Gumpel also said that the recent request of Israel’s ambassador to the Holy See, Aaron Lopez, that the beatification of Pius XII be delayed 50 years, was either “imprudent or provocative.” If the Israeli ambassador knew that the Vatican had published 8,000 pages on Pius’ wartime record and made his comment anyway, Gumpel said it amounted to a “deliberate insult.”

“I am certainly not anti-Jewish or anti-Semitic,” Gumpel said. “I have many Jewish friends.” He also said that at least one Jew had written him in support after the Der Standard article appeared.

Gumpel asserted that the reporter who wrote the Der Standard article was not present at the interview in which he made the comments, but based his story on a tape recording. “From a human point of view, as well as from a journalistic point of view, this is unacceptable,” Gumpel said.

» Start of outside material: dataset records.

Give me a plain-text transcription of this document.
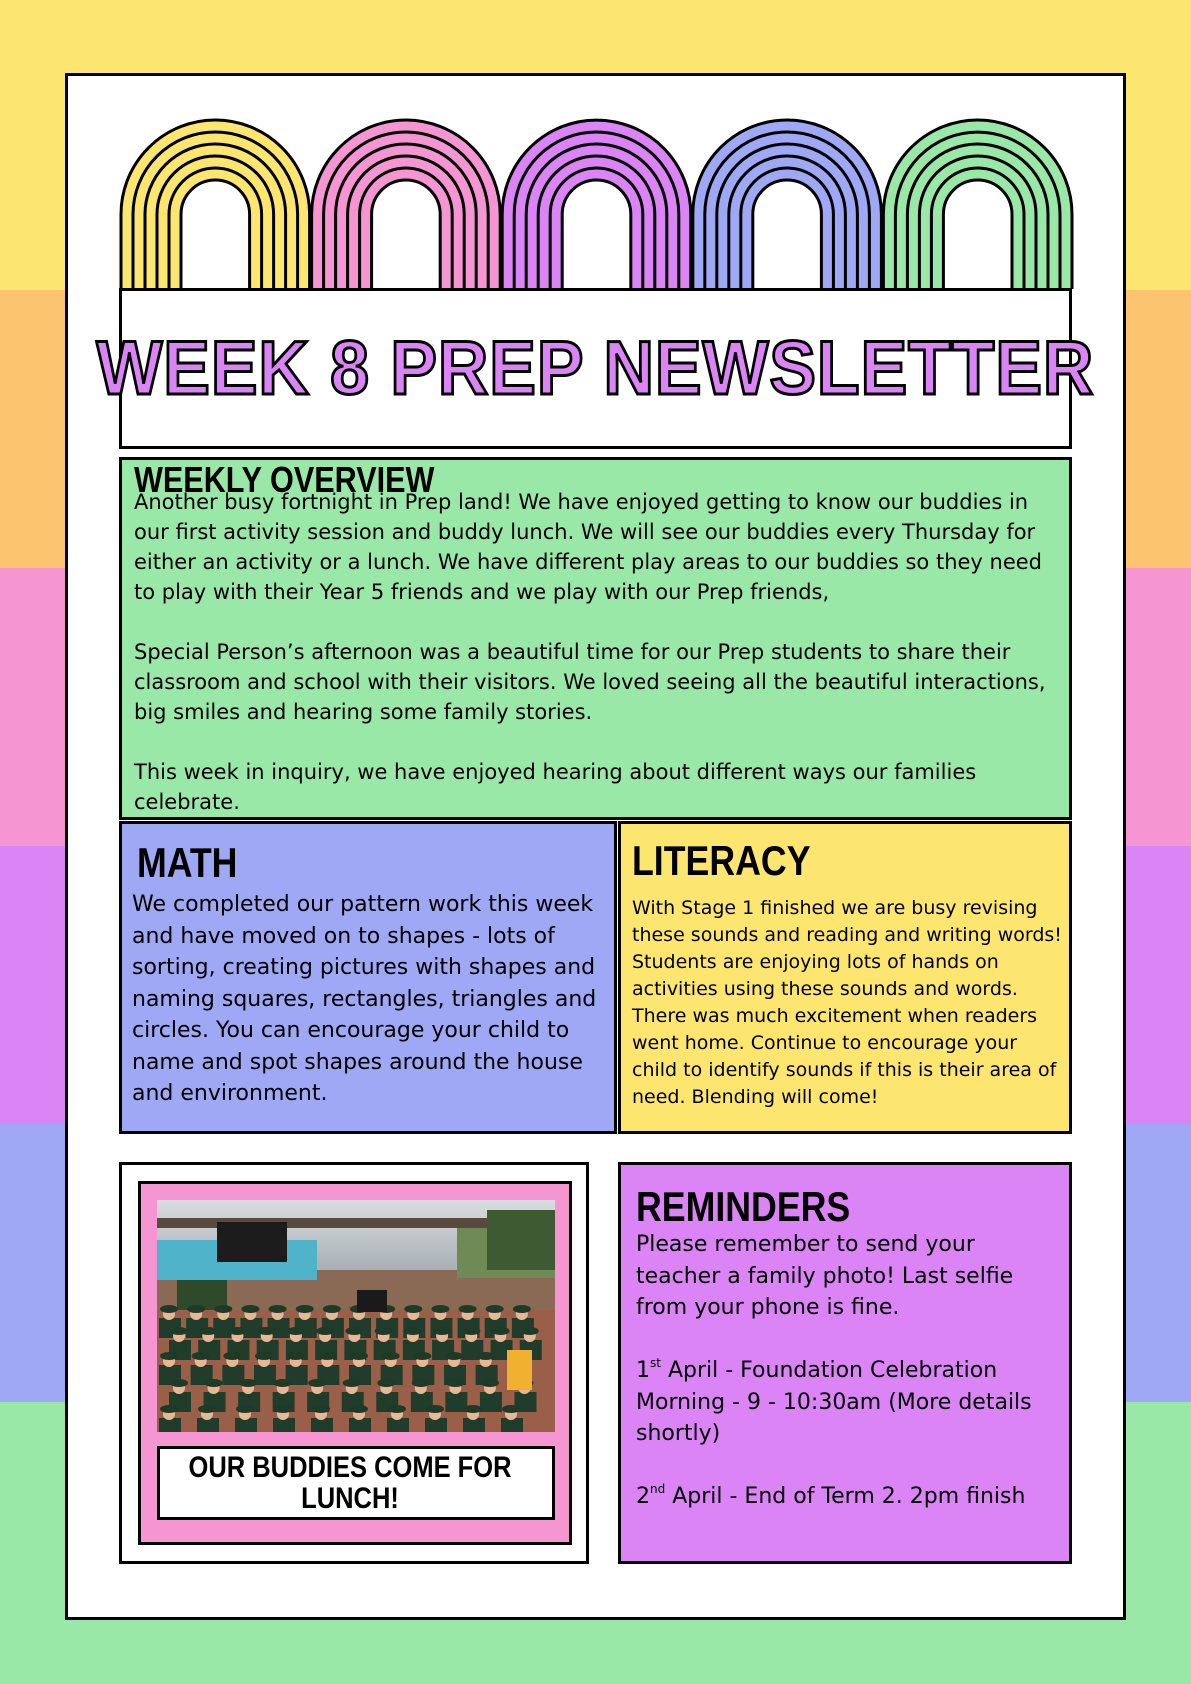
WEEK 8 PREP NEWSLETTER
WEEKLY OVERVIEW

Another busy fortnight in Prep land! We have enjoyed getting to know our buddies in our first activity session and buddy lunch. We will see our buddies every Thursday for either an activity or a lunch. We have different play areas to our buddies so they need to play with their Year 5 friends and we play with our Prep friends,

Special Person’s afternoon was a beautiful time for our Prep students to share their classroom and school with their visitors. We loved seeing all the beautiful interactions, big smiles and hearing some family stories.

This week in inquiry, we have enjoyed hearing about different ways our families celebrate.

MATH
We completed our pattern work this week and have moved on to shapes - lots of sorting, creating pictures with shapes and naming squares, rectangles, triangles and circles. You can encourage your child to name and spot shapes around the house and environment.
LITERACY
With Stage 1 finished we are busy revising these sounds and reading and writing words! Students are enjoying lots of hands on activities using these sounds and words. There was much excitement when readers went home. Continue to encourage your child to identify sounds if this is their area of need. Blending will come!
OUR BUDDIES COME FOR LUNCH!
REMINDERS

Please remember to send your teacher a family photo! Last selfie from your phone is fine.

1st April - Foundation Celebration Morning - 9 - 10:30am (More details shortly)

2nd April - End of Term 2. 2pm finish
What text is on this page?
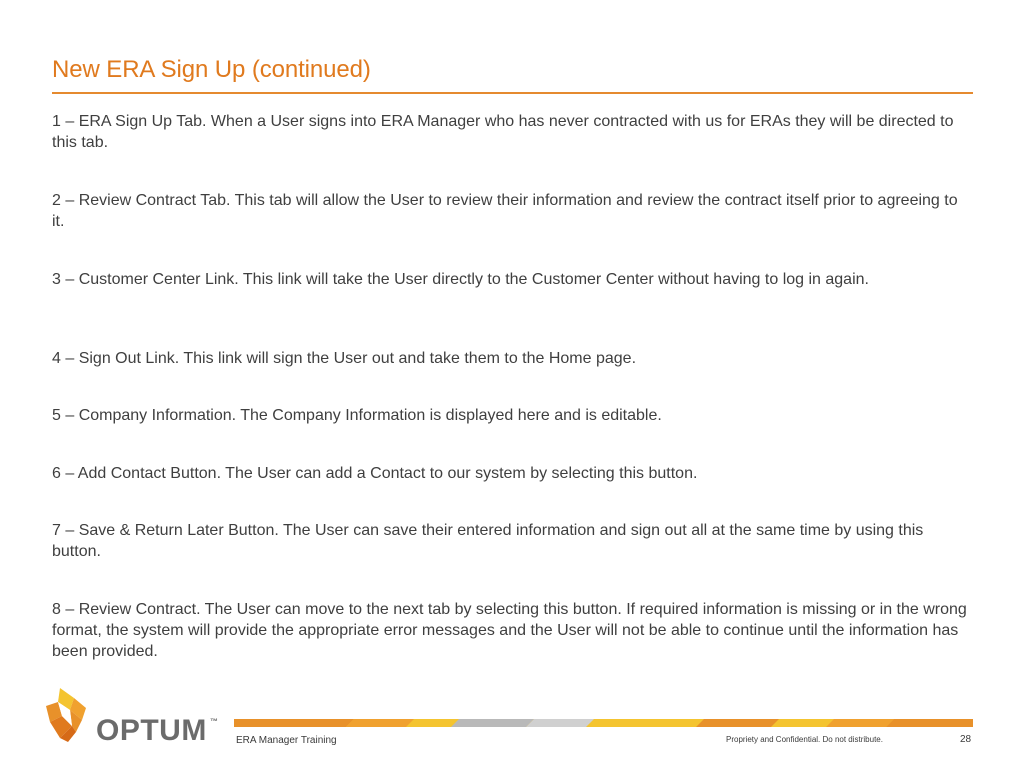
New ERA Sign Up (continued)
1 – ERA Sign Up Tab. When a User signs into ERA Manager who has never contracted with us for ERAs they will be directed to this tab.
2 – Review Contract Tab. This tab will allow the User to review their information and review the contract itself prior to agreeing to it.
3 – Customer Center Link. This link will take the User directly to the Customer Center without having to log in again.
4 – Sign Out Link. This link will sign the User out and take them to the Home page.
5 – Company Information. The Company Information is displayed here and is editable.
6 – Add Contact Button. The User can add a Contact to our system by selecting this button.
7 – Save & Return Later Button. The User can save their entered information and sign out all at the same time by using this button.
8 – Review Contract. The User can move to the next tab by selecting this button. If required information is missing or in the wrong format, the system will provide the appropriate error messages and the User will not be able to continue until the information has been provided.
OPTUM ™
ERA Manager Training	Propriety and Confidential. Do not distribute.	28
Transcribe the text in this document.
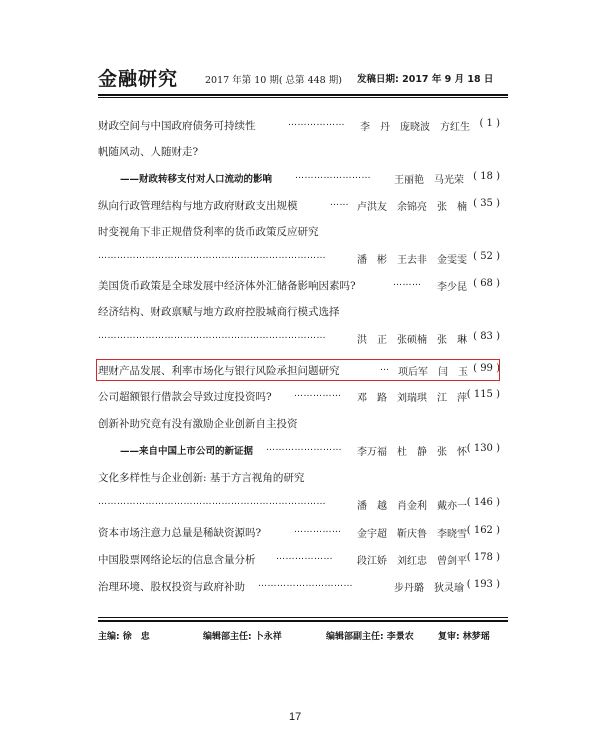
金融研究	2017 年第 10 期( 总第 448 期) 发稿日期: 2017 年 9 月 18 日
财政空间与中国政府债务可持续性	……………… 李　丹　庞晓波　方红生 ( 1 )
帆随风动、人随财走?
——财政转移支付对人口流动的影响	…………………… 王丽艳　马光荣 ( 18 )
纵向行政管理结构与地方政府财政支出规模	…… 卢洪友　余锦亮　张　楠 ( 35 )
时变视角下非正规借贷利率的货币政策反应研究
………………………………………………………………	潘　彬　王去非　金雯雯 ( 52 )
美国货币政策是全球发展中经济体外汇储备影响因素吗?	……… 李少昆 ( 68 )
经济结构、财政禀赋与地方政府控股城商行模式选择
………………………………………………………………	洪　正　张硕楠　张　琳 ( 83 )
理财产品发展、利率市场化与银行风险承担问题研究	… 项后军　闫　玉 ( 99 )
公司超额银行借款会导致过度投资吗? …………… 邓　路　刘瑞琪　江　萍 ( 115 )
创新补助究竟有没有激励企业创新自主投资
——来自中国上市公司的新证据 …………………… 李万福　杜　静　张　怀 ( 130 )
文化多样性与企业创新: 基于方言视角的研究
………………………………………………………………	潘　越　肖金利　戴亦一 ( 146 )
资本市场注意力总量是稀缺资源吗?	…………… 金宇超　靳庆鲁　李晓雪 ( 162 )
中国股票网络论坛的信息含量分析 ……………… 段江娇　刘红忠　曾剑平 ( 178 )
治理环境、股权投资与政府补助 …………………………	步丹璐　狄灵瑜 ( 193 )
主编: 徐　忠	编辑部主任: 卜永祥	编辑部副主任: 李景农	复审: 林梦瑶
17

Gumpel said he was preparing a formal response to the story, which has also been reported by Kathpress, the official Catholic news agency in Austria. He said he had demanded a full transcript of the tape recording from Kathpress, which the agency had agreed to provide.

Der Standard reported on Nov. 25 that Paul Chaim Eisenberg, chief rabbi of the Jewish community in Vienna, called Gumpel’s remarks “extraordinarily hurtful, as they travel all the old roads of pure anti-Semitism.”

The Austrian paper also reported that Gerhard Bodendorfer, the head of the coordinating body for Christian-Jewish cooperation in Austria, an ecumenical body founded by the former cardinal of Vienna Franz König, has protested to that nation’s apostolic nuncio and to the Jesuit superior. In his letter Bodendorfer said, “I am amazed that an official collaborator in a highly responsible Vatican position could hold these old, obviously undistilled prejudices that are still hawked today.

“Conspiracy theories about world Judaism combined with anti-communist polemics come out of the lowest drawer of anti-Semitism,” Bodendorfer wrote. “Gumpel’s behavior shows that he obviously did not find in the body of actual church doctrine that such anti-Semitism is clearly and completely condemned.”

Gumpel said he was angry that neither Eisenberg nor Bodendorfer “had the courtesy of contacting me.” He said he intended to respond to each man in writing.

Making a response

“There are still people who, if they see something in print, they believe it,” Gumpel told NCR. He said he had also contacted the Austrian nuncio and the “appropriate Jesuit authorities,” informing them he would be making a response.

Gumpel, 75, was a judge in the Congregation for the Causes of Saints for 11 years. In 1983, he became a “relator,” a curial official responsible for handling the cases of prospective saints. After his official retirement at age 70, he continued to hold responsibility for several cases, including that of Pius XII.

Gumpel’s comments are all the more remarkable since he is said to be of Jewish descent himself. His Jewish ancestry was cited by the bishop of the German diocese of Speyer in an early October statement to the German media. Bishop Anton Schlembach quoted Gumpel in support of Edith Stein’s canonization, saying that Gumpel himself had Jewish ancestry and “had been victimized by oppressive measures.”

Gumpel refused to comment on his family background for NCR, saying he “never spoke of it.” He did confirm, however, that members of his family had been persecuted and even killed by the Nazis, so he “understands the suffering of the Jewish people.” During World War II, Gumpel, then 14, fled Germany for Holland, as did Stein.

Gumpel has long been a defender of Pius XII. In response to Lopez’s request for a delay in canonization, The New York Times quoted Gumpel on Nov. 5 as saying, “These attacks and insults by some groups are counterproductive. I would not be surprised if it led to a rise in anti-Semitic feeling.”